Review Summary: Enjoyable rock album
If there is one band that needs no introduction is Metallica…saying that I am still going to write one.
Metallica went from being one of the best Metal bands in the 80s, to one of the biggest rock bands in the 90s.
Throughout the 80s, Metallica released four metal albums. Each one of those albums is still highly acclaimed until this day, with ‘Master of Puppets’ being considered by many the best Metal album ever released.
The 90s featured Metallica getting a grip on the mainstream crowd. Their self-titled album sold incredibly well, and was received by generally positive criticism. Despite that, the album is quite repetitive.
In 1996, ‘Load’ was released. ‘Load’ is Metallica’s first non-metal album. It is a rock album, infused with some blues influences.
‘Load’ is generally accepted as the album when Metallica started their decline. Personally I enjoy listening to it.
The first half of ‘Load’ is filled of good, too great, songs. The opening track is a decent rock song, featuring a good chorus, but it’s the second song were the album really hits its stride. ‘2x4’ is a great blues rock song, with good lyrics and a really fun riff. Kirk also gives a decent solo.
‘Until It Sleeps’ and ‘Hero of the Day’ are slower songs, especially the latter. Despite that, they are two of the better songs on the album. The former is also Metallica’s biggest hit from this album.
‘The House Jack built’ is an interesting track also, having an eerie riff, and lyrics that are really quite haunting. It also has a good solo. ‘King Nothing’ goes back to the style of the opening track, being an old fashioned rock song. The song is reminiscence of ‘Enter Sandman’, even to the point of quoting a lyric from that song before the song finishes. Still it’s a really good rock song, catchy and really enjoyable.
‘Bleeding Me’ closes the first half of the album with style. Here we have an eight minute epic featuring a riff that’s memorable, and a really good chorus. As expected a song of this length will contain a lengthy solo by Kirk.
After a great opening half, the album unfortunately declines in quality. ‘Cure’ and ‘Poor Twisted Me’ follow ‘Bleeding Me’. They are both decent enough rock songs, and the latter has a blues riff and same interesting singing by James. Despite that, the songs are forgettable.
‘Wasting My Hate’ packs a good punch, and has a chorus that works better than it should. Even though the song contains a weak solo, it is still the best rock track of the second half of the album. ‘Ronin’ And ‘Thorn Within’ are also heavy tracks, but they are drag a bit and they simply don’t measure up to the rest of the album.

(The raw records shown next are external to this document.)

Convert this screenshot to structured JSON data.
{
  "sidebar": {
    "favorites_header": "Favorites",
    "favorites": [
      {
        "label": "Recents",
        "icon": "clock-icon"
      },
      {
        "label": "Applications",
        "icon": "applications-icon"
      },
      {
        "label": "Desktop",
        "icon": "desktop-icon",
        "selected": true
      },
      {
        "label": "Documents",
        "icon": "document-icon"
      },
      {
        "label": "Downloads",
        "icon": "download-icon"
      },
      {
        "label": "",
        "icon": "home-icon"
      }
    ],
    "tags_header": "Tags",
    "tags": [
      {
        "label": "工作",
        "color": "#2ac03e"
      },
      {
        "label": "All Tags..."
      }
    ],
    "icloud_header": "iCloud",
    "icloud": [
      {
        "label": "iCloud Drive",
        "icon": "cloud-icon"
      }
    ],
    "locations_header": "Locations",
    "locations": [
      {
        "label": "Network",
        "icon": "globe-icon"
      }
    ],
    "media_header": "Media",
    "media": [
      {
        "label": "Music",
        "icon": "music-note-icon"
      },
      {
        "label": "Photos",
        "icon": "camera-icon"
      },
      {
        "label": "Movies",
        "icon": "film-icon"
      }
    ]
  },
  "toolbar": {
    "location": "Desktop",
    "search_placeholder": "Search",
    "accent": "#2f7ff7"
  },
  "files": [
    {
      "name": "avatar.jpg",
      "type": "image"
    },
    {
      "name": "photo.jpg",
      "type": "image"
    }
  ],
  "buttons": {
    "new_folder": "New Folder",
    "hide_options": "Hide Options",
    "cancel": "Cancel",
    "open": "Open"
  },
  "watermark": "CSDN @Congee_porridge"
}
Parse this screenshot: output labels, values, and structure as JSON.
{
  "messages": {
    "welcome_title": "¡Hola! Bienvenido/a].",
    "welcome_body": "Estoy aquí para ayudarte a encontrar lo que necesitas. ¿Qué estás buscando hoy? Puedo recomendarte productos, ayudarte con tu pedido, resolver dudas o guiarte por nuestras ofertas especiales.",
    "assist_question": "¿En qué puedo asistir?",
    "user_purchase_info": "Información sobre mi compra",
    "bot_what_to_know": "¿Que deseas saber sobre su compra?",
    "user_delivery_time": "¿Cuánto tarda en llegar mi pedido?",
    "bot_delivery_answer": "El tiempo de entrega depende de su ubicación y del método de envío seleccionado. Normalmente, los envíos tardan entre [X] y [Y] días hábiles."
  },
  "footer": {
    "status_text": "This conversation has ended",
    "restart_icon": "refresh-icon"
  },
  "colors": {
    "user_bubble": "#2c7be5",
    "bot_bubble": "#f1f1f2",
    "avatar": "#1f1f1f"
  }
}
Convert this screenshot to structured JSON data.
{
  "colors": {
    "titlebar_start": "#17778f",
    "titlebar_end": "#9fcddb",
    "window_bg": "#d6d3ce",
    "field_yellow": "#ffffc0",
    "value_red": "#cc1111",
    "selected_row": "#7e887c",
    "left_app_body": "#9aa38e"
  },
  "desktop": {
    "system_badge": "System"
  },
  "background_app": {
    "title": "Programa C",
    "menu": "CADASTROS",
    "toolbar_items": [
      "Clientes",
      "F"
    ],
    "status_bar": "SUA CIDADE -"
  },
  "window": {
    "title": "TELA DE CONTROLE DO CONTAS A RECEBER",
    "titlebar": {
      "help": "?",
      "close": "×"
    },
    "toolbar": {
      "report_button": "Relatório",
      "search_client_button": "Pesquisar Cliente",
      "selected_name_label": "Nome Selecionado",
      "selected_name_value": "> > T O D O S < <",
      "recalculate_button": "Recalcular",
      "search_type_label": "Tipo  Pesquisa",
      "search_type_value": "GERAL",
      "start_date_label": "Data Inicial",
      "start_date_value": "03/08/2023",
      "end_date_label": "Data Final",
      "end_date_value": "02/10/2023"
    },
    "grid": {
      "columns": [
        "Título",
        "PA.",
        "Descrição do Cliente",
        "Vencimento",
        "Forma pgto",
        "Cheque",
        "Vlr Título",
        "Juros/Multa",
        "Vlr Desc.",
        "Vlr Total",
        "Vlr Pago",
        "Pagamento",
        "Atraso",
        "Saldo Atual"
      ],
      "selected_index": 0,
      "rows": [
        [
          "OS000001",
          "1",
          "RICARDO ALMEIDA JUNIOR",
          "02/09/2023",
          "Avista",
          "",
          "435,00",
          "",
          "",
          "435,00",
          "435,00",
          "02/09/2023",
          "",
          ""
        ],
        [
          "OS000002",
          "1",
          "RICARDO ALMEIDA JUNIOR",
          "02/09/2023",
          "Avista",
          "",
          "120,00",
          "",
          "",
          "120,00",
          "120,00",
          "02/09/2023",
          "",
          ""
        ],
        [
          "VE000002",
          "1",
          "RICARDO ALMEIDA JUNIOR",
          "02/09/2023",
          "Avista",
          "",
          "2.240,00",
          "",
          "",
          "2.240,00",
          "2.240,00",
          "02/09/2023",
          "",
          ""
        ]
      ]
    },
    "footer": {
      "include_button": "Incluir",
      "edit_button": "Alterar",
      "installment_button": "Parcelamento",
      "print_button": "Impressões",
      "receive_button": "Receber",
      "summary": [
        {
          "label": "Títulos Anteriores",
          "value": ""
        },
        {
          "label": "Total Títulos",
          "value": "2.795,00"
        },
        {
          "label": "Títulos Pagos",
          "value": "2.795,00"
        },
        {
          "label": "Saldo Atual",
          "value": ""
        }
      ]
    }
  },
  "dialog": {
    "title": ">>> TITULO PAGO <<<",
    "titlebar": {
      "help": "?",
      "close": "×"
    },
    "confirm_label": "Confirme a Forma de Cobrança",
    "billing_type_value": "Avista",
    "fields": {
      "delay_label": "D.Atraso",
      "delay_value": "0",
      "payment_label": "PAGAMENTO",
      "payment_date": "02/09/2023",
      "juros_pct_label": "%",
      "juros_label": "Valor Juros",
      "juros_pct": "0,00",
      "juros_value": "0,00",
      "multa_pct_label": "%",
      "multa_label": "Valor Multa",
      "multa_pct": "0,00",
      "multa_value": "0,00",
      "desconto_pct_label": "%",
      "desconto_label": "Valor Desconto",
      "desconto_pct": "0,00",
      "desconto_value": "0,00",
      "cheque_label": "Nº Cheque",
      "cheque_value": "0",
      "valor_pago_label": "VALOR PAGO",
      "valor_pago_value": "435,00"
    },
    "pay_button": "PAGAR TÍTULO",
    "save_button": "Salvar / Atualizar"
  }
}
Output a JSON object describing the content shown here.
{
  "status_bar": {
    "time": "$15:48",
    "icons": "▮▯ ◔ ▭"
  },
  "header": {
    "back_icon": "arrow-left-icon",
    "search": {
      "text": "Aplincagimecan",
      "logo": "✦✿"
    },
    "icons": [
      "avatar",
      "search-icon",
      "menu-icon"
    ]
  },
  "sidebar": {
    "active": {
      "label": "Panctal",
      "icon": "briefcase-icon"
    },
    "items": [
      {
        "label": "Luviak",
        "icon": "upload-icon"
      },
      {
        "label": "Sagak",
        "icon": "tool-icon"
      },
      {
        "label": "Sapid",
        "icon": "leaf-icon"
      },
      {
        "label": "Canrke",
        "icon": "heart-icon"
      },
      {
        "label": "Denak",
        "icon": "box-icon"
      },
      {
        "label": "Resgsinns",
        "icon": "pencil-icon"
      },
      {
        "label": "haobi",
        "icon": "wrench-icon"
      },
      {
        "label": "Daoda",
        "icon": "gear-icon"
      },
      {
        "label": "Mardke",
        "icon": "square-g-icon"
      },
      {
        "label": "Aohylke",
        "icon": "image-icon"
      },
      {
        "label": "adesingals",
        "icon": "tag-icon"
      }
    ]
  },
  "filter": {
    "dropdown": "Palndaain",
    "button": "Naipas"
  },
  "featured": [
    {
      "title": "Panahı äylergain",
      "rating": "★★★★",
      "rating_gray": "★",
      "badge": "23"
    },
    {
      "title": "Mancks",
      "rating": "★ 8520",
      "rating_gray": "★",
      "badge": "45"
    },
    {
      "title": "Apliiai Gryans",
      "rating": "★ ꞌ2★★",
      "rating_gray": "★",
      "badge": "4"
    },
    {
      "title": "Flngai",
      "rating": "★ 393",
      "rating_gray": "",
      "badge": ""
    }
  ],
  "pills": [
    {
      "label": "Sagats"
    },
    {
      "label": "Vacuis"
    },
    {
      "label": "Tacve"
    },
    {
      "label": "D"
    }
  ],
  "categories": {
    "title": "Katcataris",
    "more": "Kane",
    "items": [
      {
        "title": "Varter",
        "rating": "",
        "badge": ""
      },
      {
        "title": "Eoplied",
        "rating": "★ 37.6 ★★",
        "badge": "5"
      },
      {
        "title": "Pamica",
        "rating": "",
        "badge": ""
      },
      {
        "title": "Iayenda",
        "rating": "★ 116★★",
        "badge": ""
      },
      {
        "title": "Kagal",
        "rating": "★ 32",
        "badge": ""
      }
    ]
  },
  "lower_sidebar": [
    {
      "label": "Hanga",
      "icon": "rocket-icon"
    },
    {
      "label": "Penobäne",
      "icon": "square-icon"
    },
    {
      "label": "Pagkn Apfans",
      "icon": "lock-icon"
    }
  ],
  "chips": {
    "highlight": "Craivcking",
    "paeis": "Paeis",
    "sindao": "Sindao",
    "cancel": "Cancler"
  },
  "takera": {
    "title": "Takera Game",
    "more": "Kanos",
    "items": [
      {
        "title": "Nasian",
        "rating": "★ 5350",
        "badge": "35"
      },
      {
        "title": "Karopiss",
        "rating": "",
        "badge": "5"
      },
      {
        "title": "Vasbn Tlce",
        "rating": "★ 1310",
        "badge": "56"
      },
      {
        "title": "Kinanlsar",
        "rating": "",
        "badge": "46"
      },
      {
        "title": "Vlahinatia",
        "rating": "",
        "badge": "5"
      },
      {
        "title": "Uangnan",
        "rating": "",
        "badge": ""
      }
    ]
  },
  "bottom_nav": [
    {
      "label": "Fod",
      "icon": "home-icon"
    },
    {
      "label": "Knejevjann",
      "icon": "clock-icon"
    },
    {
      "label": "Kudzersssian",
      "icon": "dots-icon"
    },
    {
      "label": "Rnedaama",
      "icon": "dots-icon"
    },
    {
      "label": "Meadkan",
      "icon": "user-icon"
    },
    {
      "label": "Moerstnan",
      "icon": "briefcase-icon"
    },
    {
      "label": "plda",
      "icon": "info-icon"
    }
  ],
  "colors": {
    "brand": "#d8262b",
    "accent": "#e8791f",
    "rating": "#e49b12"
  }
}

‘Mama Said’ is the infamous country song, hated by Metallica fans around the world. Personally I enjoy when bands experiment with their sound, but even with that mentality, ‘Mama Said’ is only ok. The lyrics are good enough, but the song really drags. Metallica’s ballads work better when they build up pace, reaching a strong climax. Unfortunately, here we don’t see it as the song falls flat.
‘The Outlaw Thorn’ closes the album on a high. Closing at nearly ten minutes, the closer is heavy and catchy. The second half of the song features a long solo by Kirk, the best on the album. The lyrics are dark, and James really sings well here. ‘The Outlaw Thorn’ is not only the best song on the album, it’s one of Metallica’s best period.
Metallica followed up ‘Load’ with “Reload’ a year later, featuring mostly outtakes from this album. ‘Reload’ is a heavier album, but most of the songs fall flat. Saying that ‘Fuel’, ‘Fixxxer’ and ‘Where the wild things are’ are great songs, which should have been included on this album.